Polri: Regulasi Perekrutan Mantan Pegawai KPK Segera Diumumkan Menpan RB

Mantan pegawai KPK yang akan direkrut menjadi ASN Polri akan ditawarkan sesuai dengan kompetensi, ruang jabatan yang dibutuhkan dan dengan keinginannya. Regulasi itu menyangkut pelbagai hal.

Nur Habibie
Oleh Nur Habibie - Reporter
Polri: Regulasi Perekrutan Mantan Pegawai KPK Segera Diumumkan Menpan RB
Karo Penmas Divhumas Polri, Brigjen Polisi Dedi Prasetyo. ©2019 Merdeka.com/Salviah Ika Padmasari

Polri menyatakan regulasi terkait perekrutan mantan pegawai Komisi Pemberantasan Korupsi (KPK) menjadi ASN telah dibuat. Polri menyebut aturan dibuat tengah dikoordinasikan dengan Kementerian Pendayagunaan Aparatur Negara dan Reformasi Birokrasi (Kemenpan RB) baru diumumkan Menpan RB Tjahjo Kumolo.

"Dalam waktu dekat dari pak Menpan akan menyampaikan, ini sudah berproses. Dari internal Polri sudah berproses, regulasi sudah dibuat. Nanti setelah keterpaduan regulasi dari Kemenpan, baru nanti akan diumumkan kemudian," kata Kadiv Humas Polri Irjen Dedi Prasetyo kepada wartawan di Mabes Polri, Selasa (16/11).

Dedi mengatakan, mantan pegawai KPK yang akan direkrut menjadi ASN Polri akan ditawarkan sesuai dengan kompetensi, ruang jabatan yang dibutuhkan dan dengan keinginannya. Menurut dia, regulasi itu menyangkut pelbagai hal.

Dia mengambil contoh 57 mantan pegawai KPK tersebut memiliki kompetensi yang berbeda. Sehingga aturan yang tengah digodok itu salah satunya mengenai ruang jabatan disesuaikan kompetensi.

"Peraturan Kapolri harus dibuat, dari BKN juga dibuat, dari Kemenpan harus dibuat. Ya guna kedepan tidak ada lagi permasalahan-permasalahan hukum terkait menyangkut masalah status kepegawaian yang bersangkutan, semua berproses," tandasnya.

Payung Hukum Eks Pegawai KPK Direkrut Polri Tengah Disiapkan

Sebelumnya, Polri sedang menyiapkan payung hukum terkait rencana perekrutan 57 mantan pegawai KPK sebagai ASN Polri. Mereka sebelumnya dinyatakan tidak lolos tes wawasan kebangsaan (TWK) alih status pegawai menjadi ASN KPK.

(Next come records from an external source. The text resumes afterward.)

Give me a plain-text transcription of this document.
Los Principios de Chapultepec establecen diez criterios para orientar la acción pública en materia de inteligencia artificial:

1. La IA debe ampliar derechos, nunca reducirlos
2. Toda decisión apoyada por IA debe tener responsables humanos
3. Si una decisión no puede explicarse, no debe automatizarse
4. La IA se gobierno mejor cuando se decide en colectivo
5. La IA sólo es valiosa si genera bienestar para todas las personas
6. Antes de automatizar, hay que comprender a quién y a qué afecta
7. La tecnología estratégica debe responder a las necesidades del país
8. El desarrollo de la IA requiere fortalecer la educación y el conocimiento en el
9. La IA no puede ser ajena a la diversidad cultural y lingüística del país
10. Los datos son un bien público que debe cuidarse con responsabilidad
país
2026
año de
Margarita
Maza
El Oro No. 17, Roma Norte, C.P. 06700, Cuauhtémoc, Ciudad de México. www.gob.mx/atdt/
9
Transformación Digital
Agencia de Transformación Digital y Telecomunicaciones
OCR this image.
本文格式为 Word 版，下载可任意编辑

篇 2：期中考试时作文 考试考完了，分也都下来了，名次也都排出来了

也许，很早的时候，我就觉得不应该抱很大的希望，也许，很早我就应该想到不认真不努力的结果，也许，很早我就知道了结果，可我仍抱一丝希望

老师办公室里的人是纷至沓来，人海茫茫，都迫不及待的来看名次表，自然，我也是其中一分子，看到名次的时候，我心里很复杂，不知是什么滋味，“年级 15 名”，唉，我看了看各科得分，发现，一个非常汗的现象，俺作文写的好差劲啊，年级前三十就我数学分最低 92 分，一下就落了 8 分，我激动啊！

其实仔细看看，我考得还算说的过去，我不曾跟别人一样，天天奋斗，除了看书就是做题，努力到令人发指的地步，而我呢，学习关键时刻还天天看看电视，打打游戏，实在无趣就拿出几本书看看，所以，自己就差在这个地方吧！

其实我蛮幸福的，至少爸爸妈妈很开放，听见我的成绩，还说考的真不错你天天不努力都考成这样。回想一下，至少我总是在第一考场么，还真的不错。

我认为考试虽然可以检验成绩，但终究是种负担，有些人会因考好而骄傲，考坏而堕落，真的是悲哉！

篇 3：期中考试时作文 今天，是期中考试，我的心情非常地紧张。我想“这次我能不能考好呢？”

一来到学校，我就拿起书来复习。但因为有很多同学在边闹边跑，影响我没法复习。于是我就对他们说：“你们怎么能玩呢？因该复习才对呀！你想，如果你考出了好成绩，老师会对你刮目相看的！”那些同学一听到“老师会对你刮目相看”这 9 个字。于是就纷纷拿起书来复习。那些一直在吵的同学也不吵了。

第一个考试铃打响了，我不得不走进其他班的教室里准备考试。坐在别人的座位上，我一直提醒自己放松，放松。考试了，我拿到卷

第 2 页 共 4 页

Kepala Biro Penerangan Masyarakat (Karopenmas) Divisi Humas Polri, Brigjen Pol Rusdi Hartono, menyebutkan perekrutan 57 mantan pegawai KPK tersebut masih berproses di Polri dan berkoordinasi dengan Kementerian Pendayagunaan Aparatur Negara dan Reformasi Birokrasi (Kemenpan RB) dan Badan Kepegawaian Negara (BKN).

"Proses itu masih berjalan, bagaimana cara rekrutmennya dilakukan itu masih dalam proses, kemudian sedang dibuat payung hukum terhadap pelaksanaan rekrutmen," ujar Rusdi dalam konferensi pers di Mabes Polri, Jakarta Selatan. Demikian dikutip dari Antara, Rabu (10/11).

Rusdi menjelaskan, payung hukum dimaksud disiapkan agar ketika rekrutmen 57 mantan pegawai KPK tersebut berjalan Polri memiliki legalitas.

"Semua dipersiapkan sehingga ketika dilakukan rekrutmen tersebut dapat dijaga legalitasnya," kata Rusdi.

Menurut dia, penyiapan payung hukum tersebut harus dipersiapkan secara matang oleh Polri bersama BKN dan Kemenpan RB.

"Di lingkungan Polri bagaimana proses rekrutmen itu ada dasar hukumnya sehingga ketika proses itu berjalan di internal Polri maka memiliki payung hukum sehingga segala sesuatu yang dilakukan Polri dapat dijaga legalitasnya. Itu (payung hukum, red.) sedang dibuat," terang Rusdi.

Terkait wacana ini, Polri sudah melakukan tatap muka dengan perwakilan dari 57 orang pecatan KPK tersebut. Tetapi pertemuan yang dilangsungkan di Mabes Polri, baru sekadar silaturahmi awal menyikapi pidato Kapolri. Belum sampai pembahasan substantif seperti penempatan mereka saat bertugas di Polri.